Almost lost in the White Sox power show was an excellent outing by Jaime Navarro (3-4), who had been 0-3 lifetime at Tiger Stadium. He gave up seven hits and one run in seven-plus innings.
"I only made one mistake," Navarro said. "Beside that I was throwing sinkers and sliders to everyone else and moved the ball around."
Justin Thompson (4-6) allowed seven runs and 10 hits, including four homers, in five-plus innings. He lost his fourth straight decision after four straight wins.
"I don't know if it was just a frustration thing," Detroit manager Larry Parrish said. "He did pretty good through five, then after that he went back in the next inning and it was like he lost it."
Thomas homered on a 3-0 pitch to start the sixh, his first home run since May 7. Konerko had a three-run shot that finished Thompson and Norton greeted reliever Bryce Florie with a home run.
Fordyce hit a solo homer in the third and Durham had a two-run shot in the fifth.
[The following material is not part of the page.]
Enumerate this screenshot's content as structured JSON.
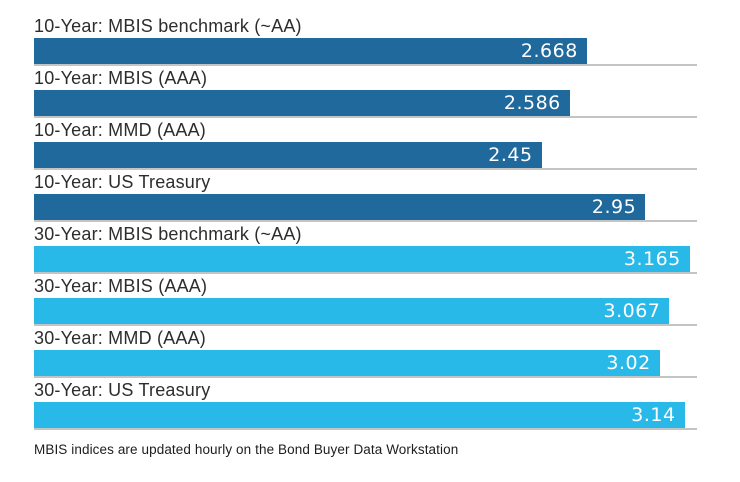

Garcia's homer was a high blast that cleared the right-field roof on the fly and landed on the roof of a lumber yard on the opposite side of the street. It was the 30th homer over the right-field roof since Tiger Stadium took on its present configuration in 1938.
"I got really excited after I saw it go over the roof and everything," Garcia said. "But it would've been better to have a win. I'd change that in a heartbeat."
Garcia's blast was the third roof-clearing homer Navarro has allowed in Detroit. Mickey Tettleton in 1991 and Chad Kreuter in 1994 also took him completely out of the park.
"That's not bad. That's good," Navarro said. "Now I go in the books."